Never has falling in love seemed so integral and complicated. Whether it’s the burgeoning love for a new beau, the love for the home you’ve left behind that’s now over 3,000 miles away, the love for your family and the responsibilities that come in tow, the love for the new life that you’ve built, or the slightly arrogant love of the person that you’ve become. Brooklyn celebrates all of this love, and the complications that come because of them, in an intimate style that expands into an epic because of the conflicts that inevitably arise.
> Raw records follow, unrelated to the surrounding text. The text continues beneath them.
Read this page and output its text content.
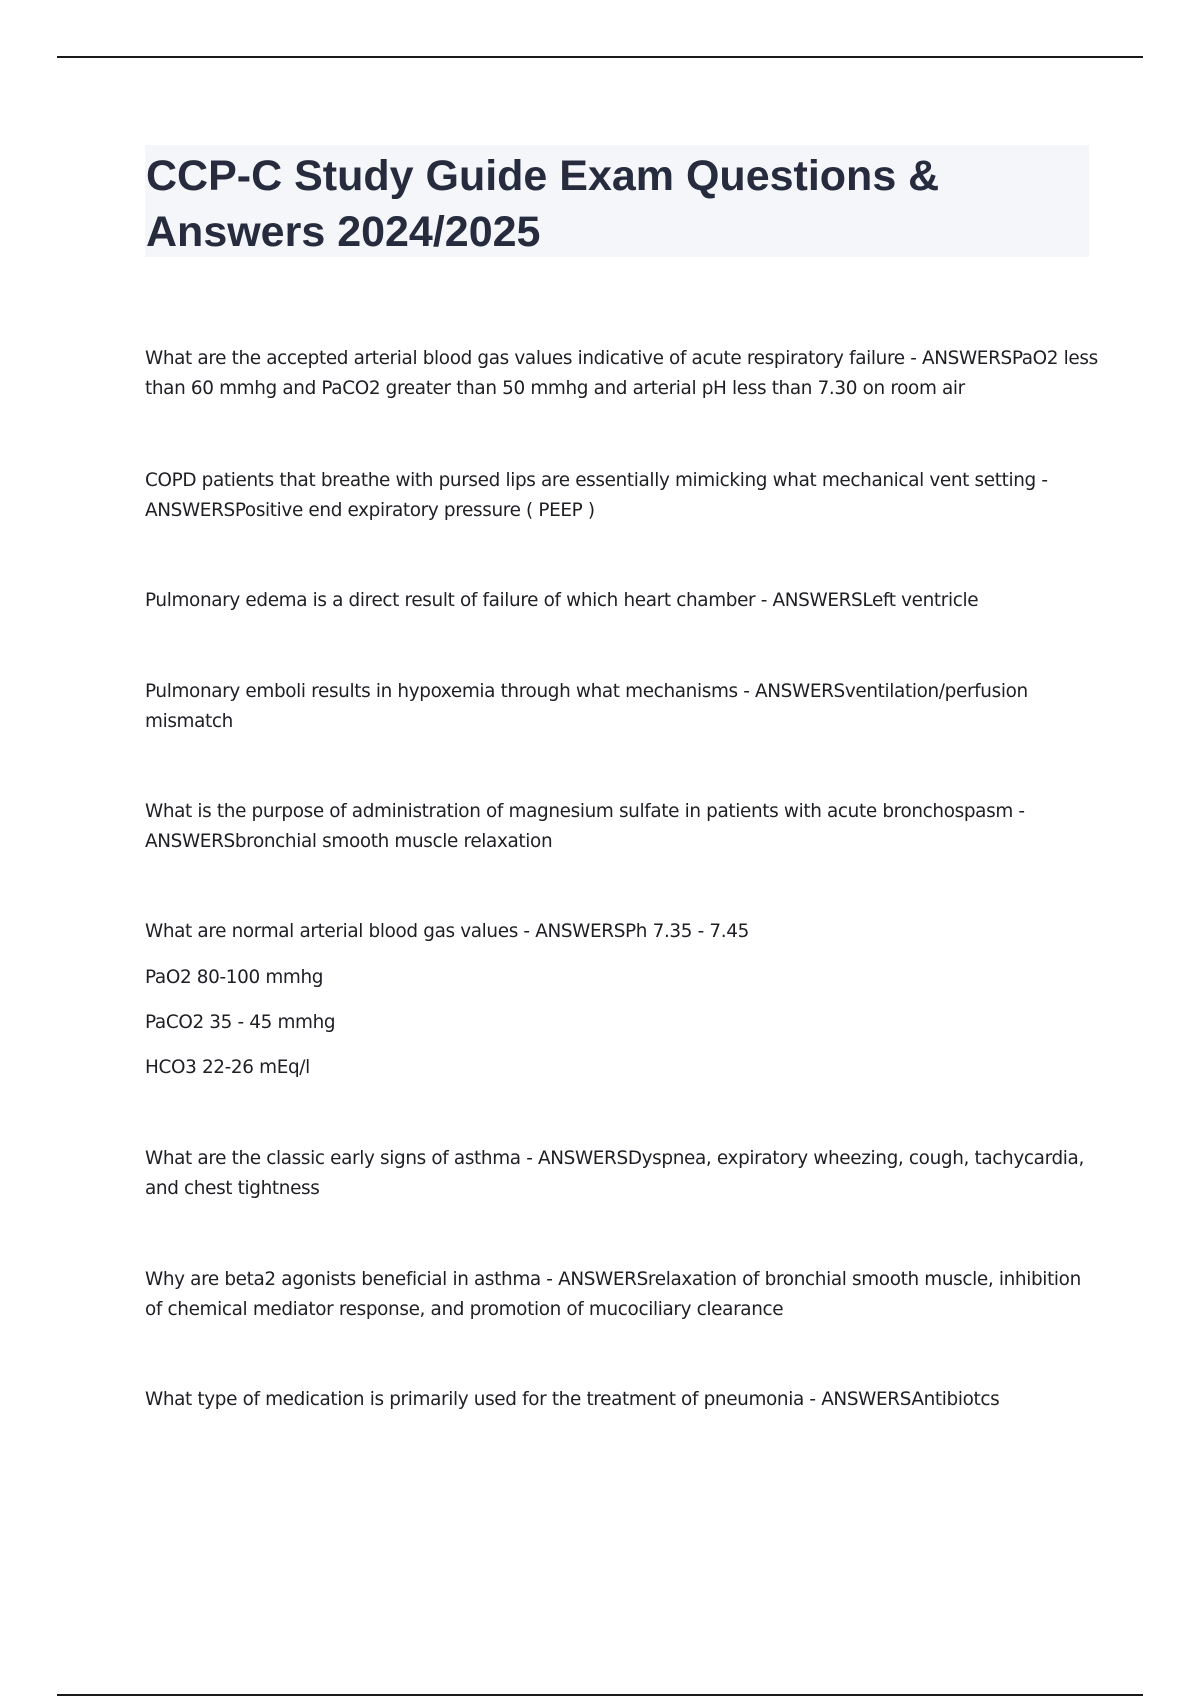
CCP-C Study Guide Exam Questions & Answers 2024/2025

What are the accepted arterial blood gas values indicative of acute respiratory failure - ANSWERSPaO2 less than 60 mmhg and PaCO2 greater than 50 mmhg and arterial pH less than 7.30 on room air

COPD patients that breathe with pursed lips are essentially mimicking what mechanical vent setting - ANSWERSPositive end expiratory pressure ( PEEP )

Pulmonary edema is a direct result of failure of which heart chamber - ANSWERSLeft ventricle

Pulmonary emboli results in hypoxemia through what mechanisms - ANSWERSventilation/perfusion mismatch

What is the purpose of administration of magnesium sulfate in patients with acute bronchospasm - ANSWERSbronchial smooth muscle relaxation

What are normal arterial blood gas values - ANSWERSPh 7.35 - 7.45

PaO2 80-100 mmhg

PaCO2 35 - 45 mmhg

HCO3 22-26 mEq/l

What are the classic early signs of asthma - ANSWERSDyspnea, expiratory wheezing, cough, tachycardia, and chest tightness

Why are beta2 agonists beneficial in asthma - ANSWERSrelaxation of bronchial smooth muscle, inhibition of chemical mediator response, and promotion of mucociliary clearance

What type of medication is primarily used for the treatment of pneumonia - ANSWERSAntibiotcs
Saoirse Ronan is towering in the leading role as Eilis Lacey. You can see her growing in confidence as her character does, becoming tougher, funnier, and more at ease as she becomes used to her Brooklyn surroundings. But it's Brooklyn’s heart and spirit that really resonates. It’s tender, loving, and poignant, all of which results in Brooklyn being the most uplifting and life-affirming film of the year.

1. Inside Out

Before he died, baseball legend Buck O’Neill insisted that he’d only ever heard a baseball being struck by a bat at its purest on three separate occasions. Watching Inside Out evoked the same feeling, because cinema has never looked so easy and been so enthralling. Writer and director Pete Docter created a glorious, unique world inside Riley’s head, where Joy, Sadness, Fear, Anger, and Disgust then run amok. But he did so in a way that people of all ages could resonate. Every scene builds upon the last all the way to its gripping conclusion, while along the way, as you’d expect from Pixar, the journey is fraught with humour and emotion. I'm never going to be able to look at candy floss the same way again.

Inside Out’s only issue is that it doesn’t last long enough. But think about that: when was the last time you left a film wishing that it was longer? Which proves just how utterly spellbinding it was, and means that a potential Inside Out 2 wouldn’t be greeted with the usual trepidation reserved for sequels, but is now instead a necessity.